Le sfere più alte riguardano la cultura in cui siamo immersi e infine la situazione storica, vale a dire i macro fenomeni che caratterizzano i nostri tempi. Non si creda che siano una faccenda lontana che non ha a che fare con i nostri percorsi lavorativi: «Io sono cileno, rifugiato negli anni Settanta in Inghilterra, dove ho insegnato per vent’anni, poi mi sono trasferito a Roma, dove vivo ora: affrontare culture diverse è stata la sfida cruciale della mia vita» racconta il professor Molina. E per chi non si è mai mosso da casa, basta pensare al Covid e a quanto ha condizionato la vita di ognuno. «Esatto: riflettere sul nostro ecosistema personale, che è in continuo cambiamento, è un esercizio per tenerci allenati ad affrontare la complessità di noi stessi e del mondo» conclude Molina. 

Da qui a un nuovo lavoro la strada può essere lunga ma partire con una bussola aiuta.

I corsi di formazione gratuita per rimettersi in gioco

La consapevolezza delle proprie conoscenze, competenze e abilità  come primo passo per entrare nel mondo del lavoro e riqualificarsi è il tema del prima sessione di formazione del progetto Job Digital Lab – La formazione che ti rimette in gioco, gratuita e aperta a tutti che si terrà il 24 novembre alle ore 17.30. Per partecipare è necessario iscriversi a questo link..

Job Digital Lab – la formazione che ti rimette in gioco è un programma gratuito di Fondazione Mondo Digitale e ING Italia, giunto quest’anno alla seconda edizione.
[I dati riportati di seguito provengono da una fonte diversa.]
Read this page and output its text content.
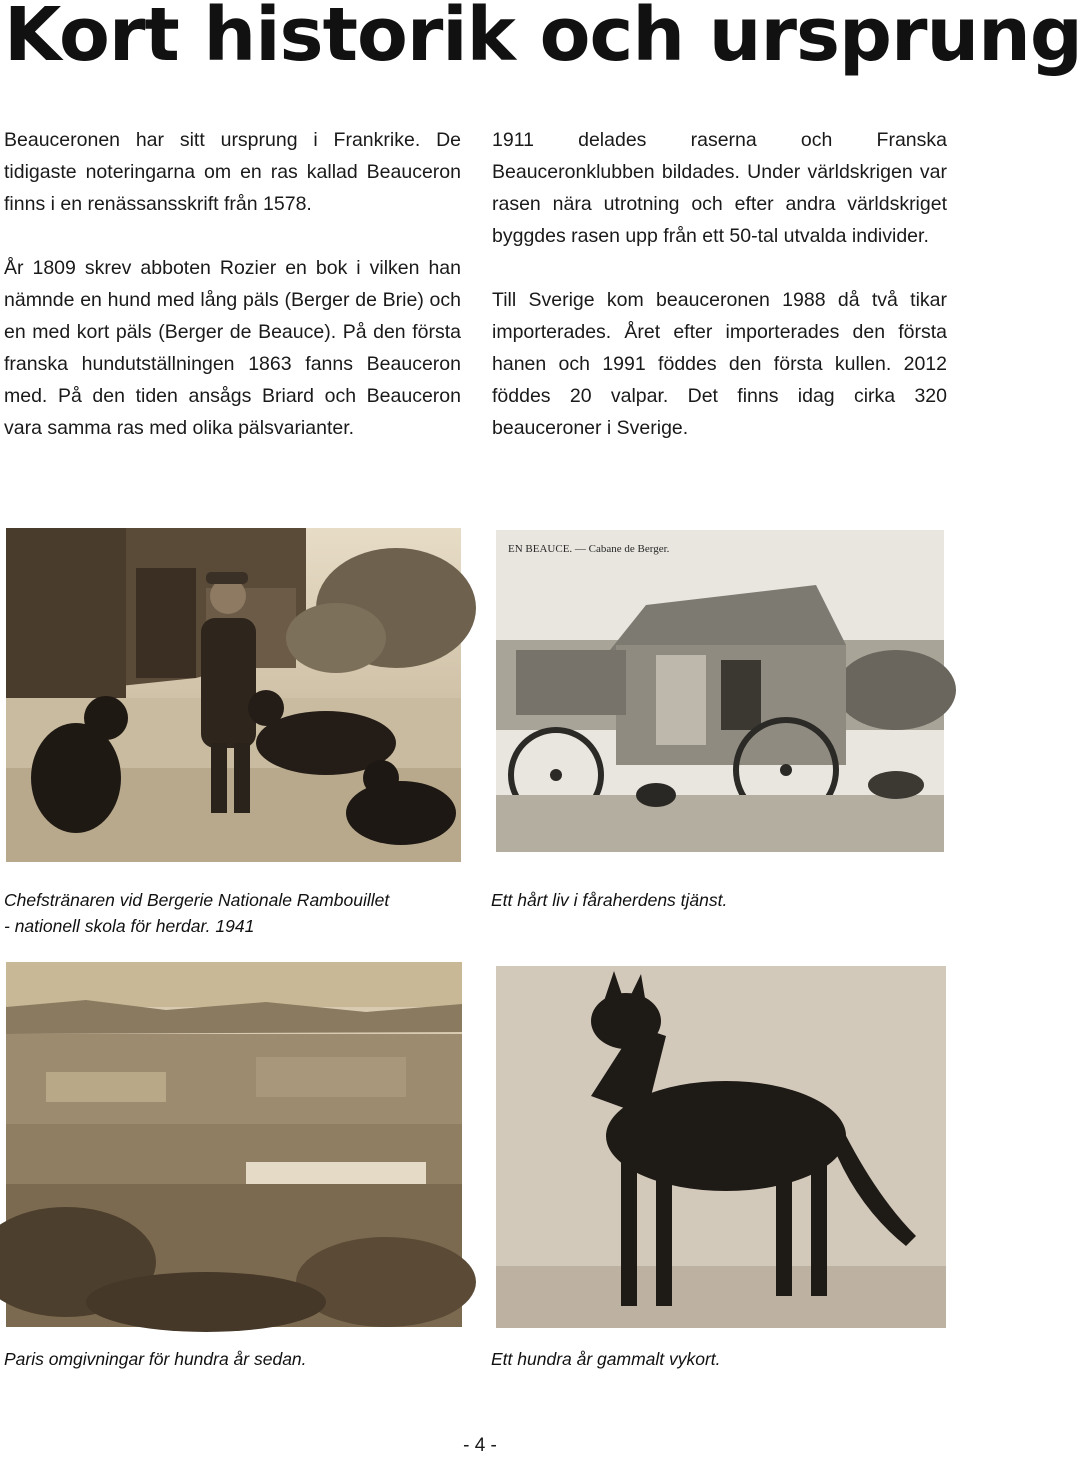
Kort historik och ursprung

Beauceronen har sitt ursprung i Frankrike. De tidigaste noteringarna om en ras kallad Beauceron finns i en renässansskrift från 1578.

År 1809 skrev abboten Rozier en bok i vilken han nämnde en hund med lång päls (Berger de Brie) och en med kort päls (Berger de Beauce). På den första franska hundutställningen 1863 fanns Beauceron med. På den tiden ansågs Briard och Beauceron vara samma ras med olika pälsvarianter.

1911 delades raserna och Franska Beauceronklubben bildades. Under världskrigen var rasen nära utrotning och efter andra världskriget byggdes rasen upp från ett 50-tal utvalda individer.

Till Sverige kom beauceronen 1988 då två tikar importerades. Året efter importerades den första hanen och 1991 föddes den första kullen. 2012 föddes 20 valpar. Det finns idag cirka 320 beauceroner i Sverige.

Chefstränaren vid Bergerie Nationale Rambouillet
- nationell skola för herdar. 1941

EN BEAUCE. — Cabane de Berger.

Ett hårt liv i fåraherdens tjänst.

Paris omgivningar för hundra år sedan.	Ett hundra år gammalt vykort.

- 4 -
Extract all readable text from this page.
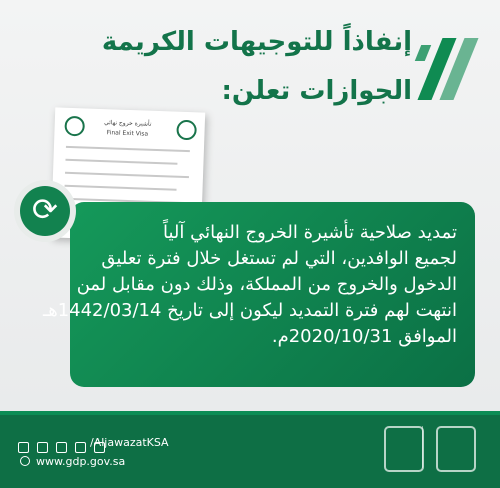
إنفاذاً للتوجيهات الكريمة
الجوازات تعلن:
تأشيرة خروج نهائي
Final Exit Visa
⟳
تمديد صلاحية تأشيرة الخروج النهائي آلياً
لجميع الوافدين، التي لم تستغل خلال فترة تعليق
الدخول والخروج من المملكة، وذلك دون مقابل لمن
انتهت لهم فترة التمديد ليكون إلى تاريخ 1442/03/14هـ
الموافق 2020/10/31م.

/AljawazatKSA
www.gdp.gov.sa
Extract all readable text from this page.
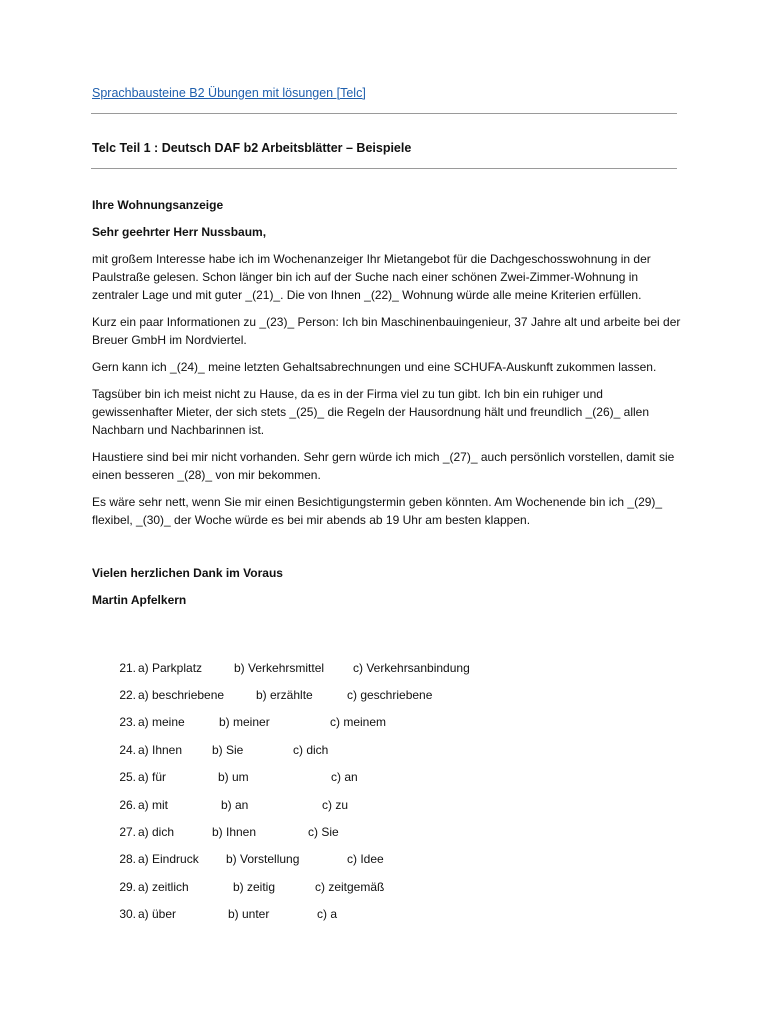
Sprachbausteine B2 Übungen mit lösungen [Telc]
Telc Teil 1 : Deutsch DAF b2 Arbeitsblätter – Beispiele

Ihre Wohnungsanzeige

Sehr geehrter Herr Nussbaum,

mit großem Interesse habe ich im Wochenanzeiger Ihr Mietangebot für die Dachgeschosswohnung in der Paulstraße gelesen. Schon länger bin ich auf der Suche nach einer schönen Zwei-Zimmer-Wohnung in zentraler Lage und mit guter _(21)_. Die von Ihnen _(22)_ Wohnung würde alle meine Kriterien erfüllen.

Kurz ein paar Informationen zu _(23)_ Person: Ich bin Maschinenbauingenieur, 37 Jahre alt und arbeite bei der Breuer GmbH im Nordviertel.

Gern kann ich _(24)_ meine letzten Gehaltsabrechnungen und eine SCHUFA-Auskunft zukommen lassen.

Tagsüber bin ich meist nicht zu Hause, da es in der Firma viel zu tun gibt. Ich bin ein ruhiger und gewissenhafter Mieter, der sich stets _(25)_ die Regeln der Hausordnung hält und freundlich _(26)_ allen Nachbarn und Nachbarinnen ist.

Haustiere sind bei mir nicht vorhanden. Sehr gern würde ich mich _(27)_ auch persönlich vorstellen, damit sie einen besseren _(28)_ von mir bekommen.

Es wäre sehr nett, wenn Sie mir einen Besichtigungstermin geben könnten. Am Wochenende bin ich _(29)_ flexibel, _(30)_ der Woche würde es bei mir abends ab 19 Uhr am besten klappen.

Vielen herzlichen Dank im Voraus

Martin Apfelkern

21. a) Parkplatz	b) Verkehrsmittel	c) Verkehrsanbindung
22. a) beschriebene	b) erzählte	c) geschriebene
23. a) meine	b) meiner	c) meinem
24. a) Ihnen	b) Sie	c) dich
25. a) für	b) um	c) an
26. a) mit	b) an	c) zu
27. a) dich	b) Ihnen	c) Sie
28. a) Eindruck	b) Vorstellung	c) Idee
29. a) zeitlich	b) zeitig	c) zeitgemäß
30. a) über	b) unter	c) a
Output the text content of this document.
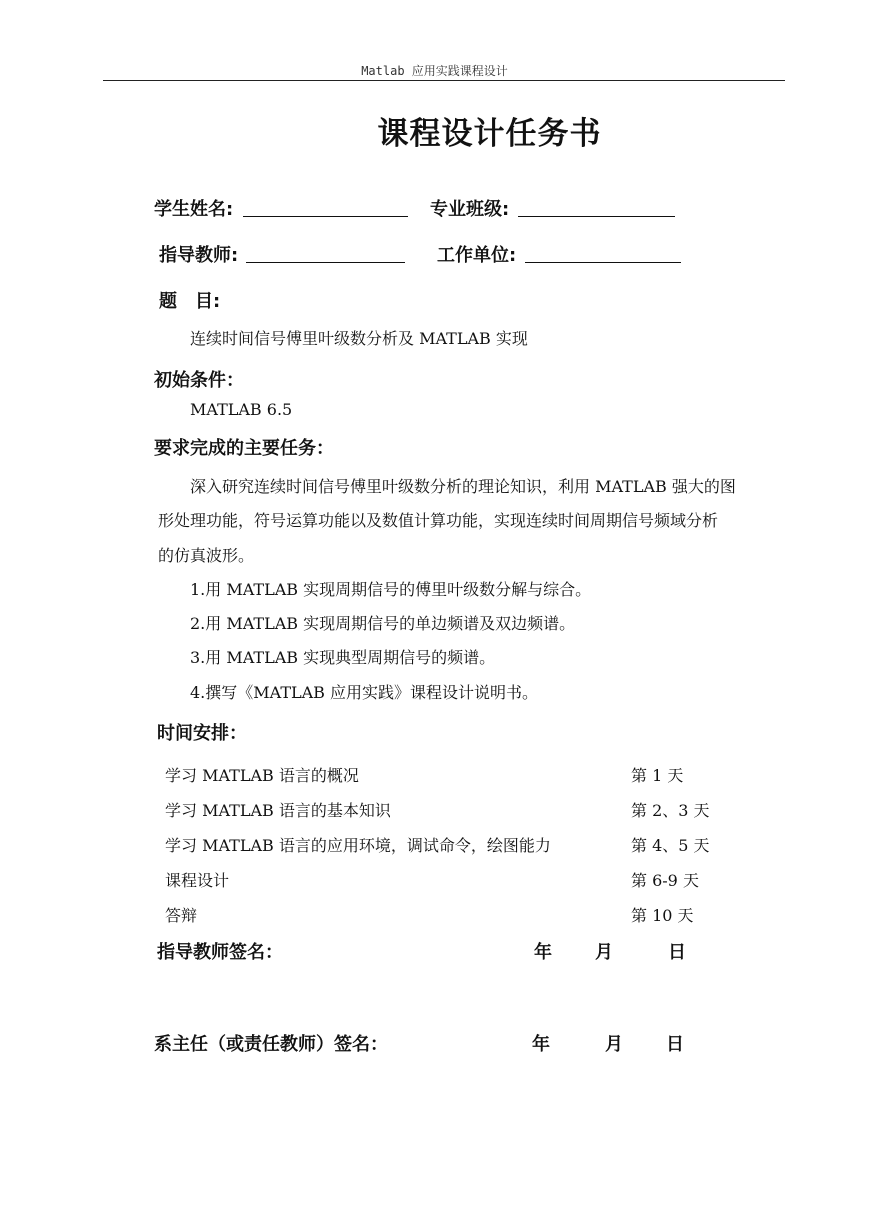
Matlab 应用实践课程设计
课程设计任务书
学生姓名:	专业班级:
指导教师:	工作单位:
题　目:
连续时间信号傅里叶级数分析及 MATLAB 实现
初始条件：
MATLAB 6.5
要求完成的主要任务：
深入研究连续时间信号傅里叶级数分析的理论知识，利用 MATLAB 强大的图
形处理功能，符号运算功能以及数值计算功能，实现连续时间周期信号频域分析
的仿真波形。
1.用 MATLAB 实现周期信号的傅里叶级数分解与综合。
2.用 MATLAB 实现周期信号的单边频谱及双边频谱。
3.用 MATLAB 实现典型周期信号的频谱。
4.撰写《MATLAB 应用实践》课程设计说明书。
时间安排：
学习 MATLAB 语言的概况	第 1 天
学习 MATLAB 语言的基本知识	第 2、3 天
学习 MATLAB 语言的应用环境，调试命令，绘图能力	第 4、5 天
课程设计	第 6-9 天
答辩	第 10 天
指导教师签名：	年 月	日
系主任（或责任教师）签名：	年	月 日
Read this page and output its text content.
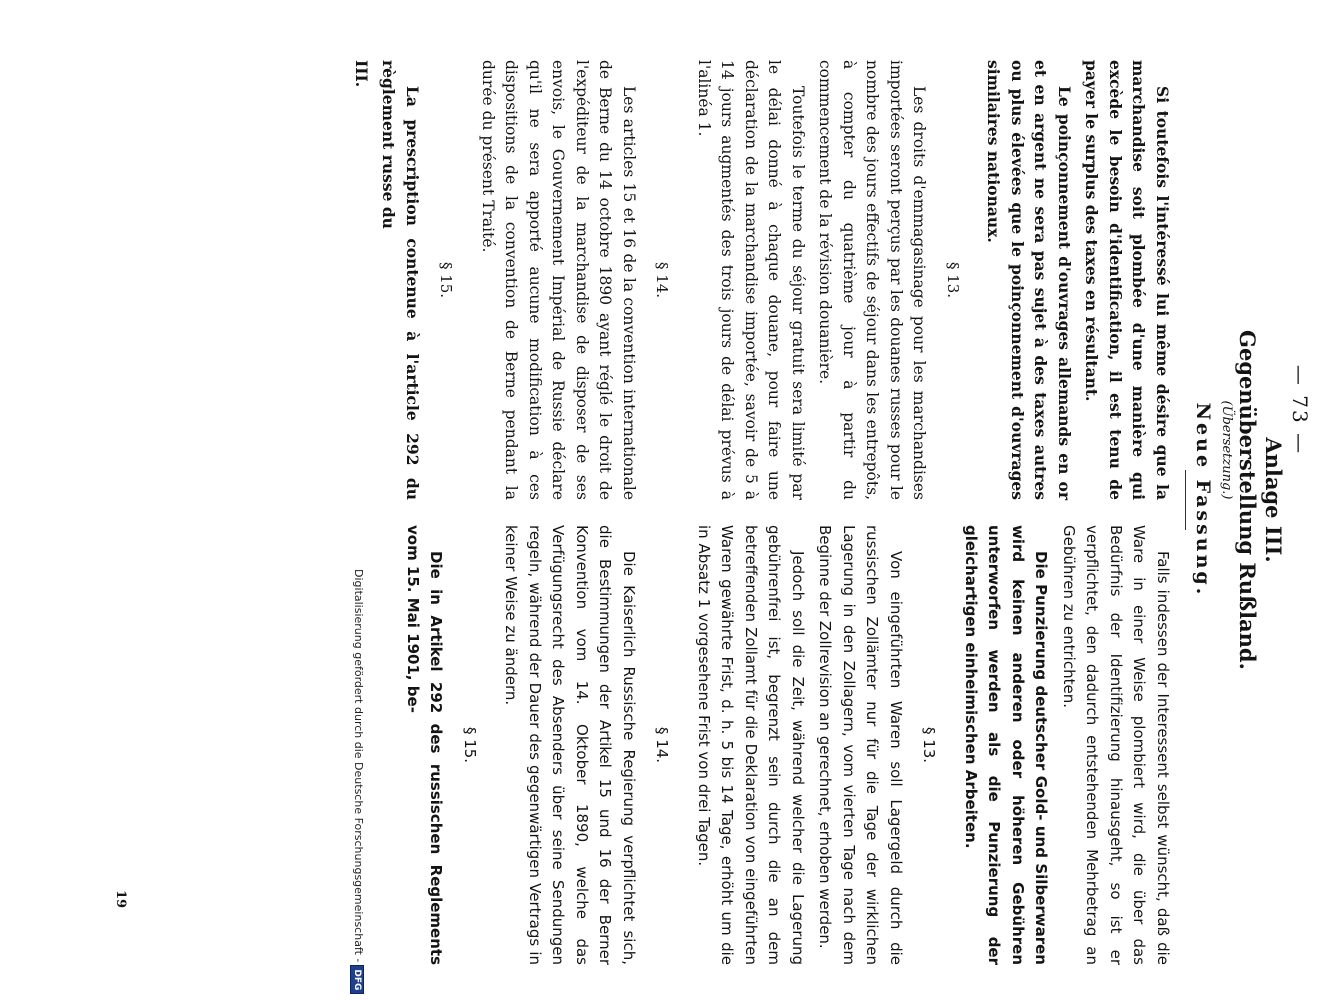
— 73 —
Anlage III.
Gegenüberstellung Rußland.
(Übersetzung.)
Neue Fassung.

Si toutefois l'intéressé lui même désire que la marchandise soit plombée d'une manière qui excède le besoin d'identification, il est tenu de payer le surplus des taxes en résultant.

Le poinçonnement d'ouvrages allemands en or et en argent ne sera pas sujet à des taxes autres ou plus élevées que le poinçonnement d'ouvrages similaires nationaux.

§ 13.

Les droits d'emmagasinage pour les marchandises importées seront perçus par les douanes russes pour le nombre des jours effectifs de séjour dans les entrepôts, à compter du quatrième jour à partir du commencement de la révision douanière.

Toutefois le terme du séjour gratuit sera limité par le délai donné à chaque douane, pour faire une déclaration de la marchandise importée, savoir de 5 à 14 jours augmentés des trois jours de délai prévus à l'alinéa 1.

§ 14.

Les articles 15 et 16 de la convention internationale de Berne du 14 octobre 1890 ayant réglé le droit de l'expéditeur de la marchandise de disposer de ses envois, le Gouvernement Impérial de Russie déclare qu'il ne sera apporté aucune modification à ces dispositions de la convention de Berne pendant la durée du présent Traité.

§ 15.

La prescription contenue à l'article 292 du règlement russe du

III.

Falls indessen der Interessent selbst wünscht, daß die Ware in einer Weise plombiert wird, die über das Bedürfnis der Identifizierung hinausgeht, so ist er verpflichtet, den dadurch entstehenden Mehrbetrag an Gebühren zu entrichten.

Die Punzierung deutscher Gold- und Silberwaren wird keinen anderen oder höheren Gebühren unterworfen werden als die Punzierung der gleichartigen einheimischen Arbeiten.

§ 13.

Von eingeführten Waren soll Lagergeld durch die russischen Zollämter nur für die Tage der wirklichen Lagerung in den Zollagern, vom vierten Tage nach dem Beginne der Zollrevision an gerechnet, erhoben werden.

Jedoch soll die Zeit, während welcher die Lagerung gebührenfrei ist, begrenzt sein durch die an dem betreffenden Zollamt für die Deklaration von eingeführten Waren gewährte Frist, d. h. 5 bis 14 Tage, erhöht um die in Absatz 1 vorgesehene Frist von drei Tagen.

§ 14.

Die Kaiserlich Russische Regierung verpflichtet sich, die Bestimmungen der Artikel 15 und 16 der Berner Konvention vom 14. Oktober 1890, welche das Verfügungsrecht des Absenders über seine Sendungen regeln, während der Dauer des gegenwärtigen Vertrags in keiner Weise zu ändern.

§ 15.

Die in Artikel 292 des russischen Reglements vom 15. Mai 1901, be-

19	Digitalisierung gefördert durch die Deutsche Forschungsgemeinschaft -DFG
È dedicato allo sviluppo professionale dei cittadini in età lavorativa attraverso le tecnologie digitali. Ha un focus particolare sulle donne imprenditrici emergenti, per accompagnarle nell’ideazione e valorizzazione della propria attività. Per questo si svolge in collaborazione con le camere di commercio su tutto il territorio. 

Il programma formativo è strutturato in cinque aree tematiche: 1. Gli strumenti per la ricerca del lavoro; 2. La trasformazione digitale dei lavori; 3. Proteggere, condividere e archiviare informazioni; 4. Il capitale narrativo; 5. Prendere le misure, strategie e tecniche di analisi dei dati. Ognuno, in base alle proprie conoscenze di partenza, può selezionare uno o più moduli oppure seguire l’intero percorso. Per coloro che partecipano ad almeno un modulo in ciascuna delle 5 aree tematiche è previsto anche il rilascio dell’Open badge “Cittadino digitale”.